Songs Evoke Chinese Rural Life

THE written word is as ephemeral as the rain for peasant Wang Tingming and his neighbors in this poor village on China's arid loess plateau.

Apart from the red couplets pasted on doorways for good luck, most written words in Tall Stone Lion are scratched into the fine, yellow soil and soon erased by the relentless wind.

What endures for Wang, as for his ancestors over thousands of years, is the language of song.

"We sing about all aspects of life ... about work and love," says Wang, an illiterate, middle-aged man who is one of the poorest peasants but best singers in the village.

"We sing about the time when the water in the gullies turns to ice, and when it melts again," he says, his skin reddened and clothes dusty from tilling parched fields.

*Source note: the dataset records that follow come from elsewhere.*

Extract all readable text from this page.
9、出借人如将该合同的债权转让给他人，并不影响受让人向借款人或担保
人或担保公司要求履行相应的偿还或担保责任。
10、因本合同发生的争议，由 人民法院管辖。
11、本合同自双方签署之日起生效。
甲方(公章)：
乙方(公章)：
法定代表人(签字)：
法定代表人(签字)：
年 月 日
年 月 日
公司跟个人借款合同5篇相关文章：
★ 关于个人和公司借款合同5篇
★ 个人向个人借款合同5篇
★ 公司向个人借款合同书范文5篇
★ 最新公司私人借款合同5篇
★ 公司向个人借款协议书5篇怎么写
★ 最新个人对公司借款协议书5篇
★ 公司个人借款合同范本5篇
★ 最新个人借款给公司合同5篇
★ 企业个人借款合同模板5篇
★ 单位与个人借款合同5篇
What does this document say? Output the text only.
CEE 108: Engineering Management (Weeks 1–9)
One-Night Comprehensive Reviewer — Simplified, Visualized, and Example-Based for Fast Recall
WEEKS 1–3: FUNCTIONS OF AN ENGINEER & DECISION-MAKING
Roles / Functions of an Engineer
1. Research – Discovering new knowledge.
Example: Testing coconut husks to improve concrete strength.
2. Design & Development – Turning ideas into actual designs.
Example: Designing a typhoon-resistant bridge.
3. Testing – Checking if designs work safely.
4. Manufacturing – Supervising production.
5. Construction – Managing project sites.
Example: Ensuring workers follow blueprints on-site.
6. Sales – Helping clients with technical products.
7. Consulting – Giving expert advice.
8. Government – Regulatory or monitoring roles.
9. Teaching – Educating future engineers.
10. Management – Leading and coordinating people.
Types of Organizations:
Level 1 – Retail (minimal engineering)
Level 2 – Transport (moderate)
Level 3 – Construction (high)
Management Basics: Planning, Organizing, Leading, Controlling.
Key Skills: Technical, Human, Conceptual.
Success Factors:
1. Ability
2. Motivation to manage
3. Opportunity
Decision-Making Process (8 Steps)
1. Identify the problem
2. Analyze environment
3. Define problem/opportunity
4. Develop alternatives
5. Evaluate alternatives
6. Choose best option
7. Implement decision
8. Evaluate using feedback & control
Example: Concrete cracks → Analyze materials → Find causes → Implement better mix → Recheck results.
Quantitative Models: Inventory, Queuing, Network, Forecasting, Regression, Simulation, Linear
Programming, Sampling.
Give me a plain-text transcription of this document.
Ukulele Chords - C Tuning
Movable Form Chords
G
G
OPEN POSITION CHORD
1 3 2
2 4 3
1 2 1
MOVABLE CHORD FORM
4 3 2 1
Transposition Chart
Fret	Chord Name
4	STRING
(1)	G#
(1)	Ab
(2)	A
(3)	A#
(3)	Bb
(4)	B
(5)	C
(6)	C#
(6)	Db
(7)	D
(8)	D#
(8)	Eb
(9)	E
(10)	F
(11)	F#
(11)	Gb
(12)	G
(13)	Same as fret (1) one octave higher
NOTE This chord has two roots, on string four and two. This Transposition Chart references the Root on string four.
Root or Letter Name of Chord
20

Folk music is a living tradition in Tall Stone Lion and many similar communities of clustered earthen caves dug into loess hillsides in Shaanbei, or northern Shaanxi Province. Passed down orally from generation to generation, the wailing, atonal tunes remain essentially unchanged, though the lyrics evolve.

Villagers, like Wang, sing while laboring on the narrow, curving strips of terraced land that ring the hillsides here like seemingly endless steps into the blue. They sing while carrying sedan chairs cloistering brides veiled in red, and at Chinese lunar New Year festivities. Most of all, they sing spontaneously, with friends, family, or alone.

"It's very casual," says Wang. "Men sing more than the women. The women sing, too, but usually they are shy and sing secretly."

Richly descriptive, full of local color and Chinese legend, the folk songs are the musical rejoinder to the bold, kaleidoscopic paper-cuts snipped out by the nimble hands of Shaanbei peasant women.

Belted out with a dramatic range and irregular, sliding tones, the songs mirror the stark contours of life in northern Shaanxi. They resonate as a tribute to the generations of Chinese who have toiled to survive in this desolate land.

For centuries, the amateur singers of Tall Stone Lion had crooned songs with traditional themes of nature, labor, and most of all, about love.

But this changed when Mao Zedong's communist guerrillas set up their headquarters in the caves at Yan'an, just 30 miles away, and the spirited folk songs became a tool of the revolution.

"After the Red Army reached Shaanxi in 1936 following the Long March [to escape Chiang Kai-shek's Nationalist forces], traditional songs became revolutionary," says Liu Wenjin, Director of China's Central Philharmonic Society of Folk Music in Beijing.

"Many musicians wrote revolutionary songs to the traditional tunes to extol the revolution and its leaders," says Mr. Liu.

One of the most famous songs praising Chairman Mao, "The East is Red," borrows its tune from a traditional Shaanbei folk song called "Riding on a White Horse." Another example is "The Nanni River Bend," lauding the farming skill of the 359th brigade commanded by Wang Zhen, now China's vice president.

During Mao's radical 1966-76 Cultural Revolution, when the peasant Wang was a teenager learning to sing, the only songs officially sanctioned were eight "revolutionary operas" promoted by Mao's wife, Jiang Qing.

"A lot of the old songs were about people's feelings, so they were considered unhealthy," says Gao Maolin, the school teacher at Tall Stone Lion. "People weren't supposed to sing about love and relations between men and women all day, they were supposed to sing about the revolution."

"Of course, people kept singing secretly," adds Wang.

Like the sturdy dry-land willow trees of Shaanbei, which grow back again and again after their branches are chopped down to the trunk, the Shaanbei songs revived once the decade of cultural violence passed.

In the early and mid-1980s, the folk music won new nationwide acclaim, popularized in several immensely successful films romanticizing the loess plateau, such as "Yellow Earth," directed by Chen Kaige, and "Red Sorghum," directed by Zhang Yimou. A "Northwestern Wind," or "Xibei Feng," blowing from Shaanxi swept China. As the fad spread, a new kind of pop music based on the folk songs blared from buses and shop windows across the country.

China's top rock-and-roll artist, Cui Jian, was inspired by Shaanbei music in composing his hit "Nothing to My Name," which became the anthem of students protesting at Tiananmen Square in 1989.

But to Shaanxi natives, none of these hybrids can compare to the unrefined, solitary voices of peasants like Wang, which wail out unexpectedly, when one is walking down a dirt path, or passing the mouth of a cave dwelling.